Unfortunately, there would still be a few additional funds needed
to be covered by the church. A meeting of
the church's finance committee was called to discuss the
proposed purchase. The
music director, backed up by the local representative of an internationally
known and very reputable organ company, were invited to the meeting to justify
the purchase of such a grand instrument.
No matter how it was explained, no one on the committee
seemed to understand that while it seemed like a
lot of money, it was still a very modest purchase considering
the astonishing prices a 21st century instrument can
command. Finally, in desperation, the music director said,
"Look at it this way: if we were buying a car, I would not
propose buying a Rolls Royce. This instrument would be
more like a reliable, tough, American-made Buick!" The organ
manufacturer's rep, eyebrows raised, looked at him askance
and silently mouthed, "BU-ick?"
The committee finally agreed to the purchase and many
months of custom construction began. Finally, six days before
Christmas, the long anticipated day had at last arrived.

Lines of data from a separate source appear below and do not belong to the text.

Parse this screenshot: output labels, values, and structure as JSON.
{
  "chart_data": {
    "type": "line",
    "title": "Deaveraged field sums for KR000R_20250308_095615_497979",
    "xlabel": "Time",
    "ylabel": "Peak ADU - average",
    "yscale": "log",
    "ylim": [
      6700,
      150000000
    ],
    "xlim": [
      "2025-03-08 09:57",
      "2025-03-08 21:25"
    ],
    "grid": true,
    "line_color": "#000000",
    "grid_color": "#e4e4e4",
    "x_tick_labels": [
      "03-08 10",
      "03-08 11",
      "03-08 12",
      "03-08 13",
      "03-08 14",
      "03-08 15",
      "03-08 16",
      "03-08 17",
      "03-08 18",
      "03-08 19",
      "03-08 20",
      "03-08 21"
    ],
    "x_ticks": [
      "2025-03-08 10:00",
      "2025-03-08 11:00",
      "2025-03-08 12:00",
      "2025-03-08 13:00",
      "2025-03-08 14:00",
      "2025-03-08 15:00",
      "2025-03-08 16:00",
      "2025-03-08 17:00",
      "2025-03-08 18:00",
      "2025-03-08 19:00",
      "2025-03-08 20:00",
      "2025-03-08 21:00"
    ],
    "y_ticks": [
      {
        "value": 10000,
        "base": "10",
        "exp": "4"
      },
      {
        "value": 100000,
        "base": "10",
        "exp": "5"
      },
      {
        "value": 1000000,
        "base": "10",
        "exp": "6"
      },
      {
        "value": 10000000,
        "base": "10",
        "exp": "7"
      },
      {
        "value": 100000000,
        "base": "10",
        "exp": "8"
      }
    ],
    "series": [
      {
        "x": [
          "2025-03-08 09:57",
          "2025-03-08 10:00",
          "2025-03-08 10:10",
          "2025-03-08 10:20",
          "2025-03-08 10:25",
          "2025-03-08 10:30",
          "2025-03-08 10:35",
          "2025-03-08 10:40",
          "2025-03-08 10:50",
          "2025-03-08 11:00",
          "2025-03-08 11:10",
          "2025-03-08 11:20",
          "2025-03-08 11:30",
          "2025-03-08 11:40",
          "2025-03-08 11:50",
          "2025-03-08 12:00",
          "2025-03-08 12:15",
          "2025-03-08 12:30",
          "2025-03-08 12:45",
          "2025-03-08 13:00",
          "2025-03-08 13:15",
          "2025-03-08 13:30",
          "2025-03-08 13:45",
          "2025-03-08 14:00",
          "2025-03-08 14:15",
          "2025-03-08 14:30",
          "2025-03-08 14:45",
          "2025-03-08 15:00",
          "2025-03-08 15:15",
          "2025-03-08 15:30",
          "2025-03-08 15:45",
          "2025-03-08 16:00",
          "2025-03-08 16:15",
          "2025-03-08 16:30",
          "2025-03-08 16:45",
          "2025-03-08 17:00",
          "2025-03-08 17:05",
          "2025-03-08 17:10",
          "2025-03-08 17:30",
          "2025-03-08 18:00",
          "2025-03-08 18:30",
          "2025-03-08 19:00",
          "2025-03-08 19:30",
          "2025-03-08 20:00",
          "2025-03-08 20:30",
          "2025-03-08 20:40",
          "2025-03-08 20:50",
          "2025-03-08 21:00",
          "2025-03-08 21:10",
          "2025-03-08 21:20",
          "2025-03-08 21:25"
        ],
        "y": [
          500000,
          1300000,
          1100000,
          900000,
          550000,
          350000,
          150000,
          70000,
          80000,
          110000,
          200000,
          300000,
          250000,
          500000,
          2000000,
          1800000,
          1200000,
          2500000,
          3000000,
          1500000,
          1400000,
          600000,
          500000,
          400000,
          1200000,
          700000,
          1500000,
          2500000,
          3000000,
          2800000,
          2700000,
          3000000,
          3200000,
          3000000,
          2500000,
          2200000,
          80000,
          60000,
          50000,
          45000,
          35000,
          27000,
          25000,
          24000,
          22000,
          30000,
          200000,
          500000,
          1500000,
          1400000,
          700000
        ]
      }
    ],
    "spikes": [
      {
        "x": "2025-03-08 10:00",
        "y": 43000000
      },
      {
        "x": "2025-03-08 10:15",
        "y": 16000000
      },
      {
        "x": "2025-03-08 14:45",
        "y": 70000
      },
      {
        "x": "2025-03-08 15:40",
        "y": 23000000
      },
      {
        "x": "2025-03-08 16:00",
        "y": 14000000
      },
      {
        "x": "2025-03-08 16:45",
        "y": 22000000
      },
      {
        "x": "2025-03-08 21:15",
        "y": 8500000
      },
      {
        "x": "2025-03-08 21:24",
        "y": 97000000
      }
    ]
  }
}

The pristine new organ
was delivered on the promised day and lovingly placed in its final position. The music
director walked slowly around it and savored every view: the
subtly finished lustrous wood, the soft ivory of the "white" keys on all three
manuals, the walnut 'black" keys, ...and, what's THIS? Bending over
to get a better look, he found something unexpected below the lowest of
the three manuals. There for all to see, was a discretely placed,
factory-installed, well-known, fully authentic, gleaming BUICK logo!
Who says a large corpoporation has no sense of humor?
To paraphrase that fine company's advertising slogan from years ago...
"When a better organ is built, Buick will build it!"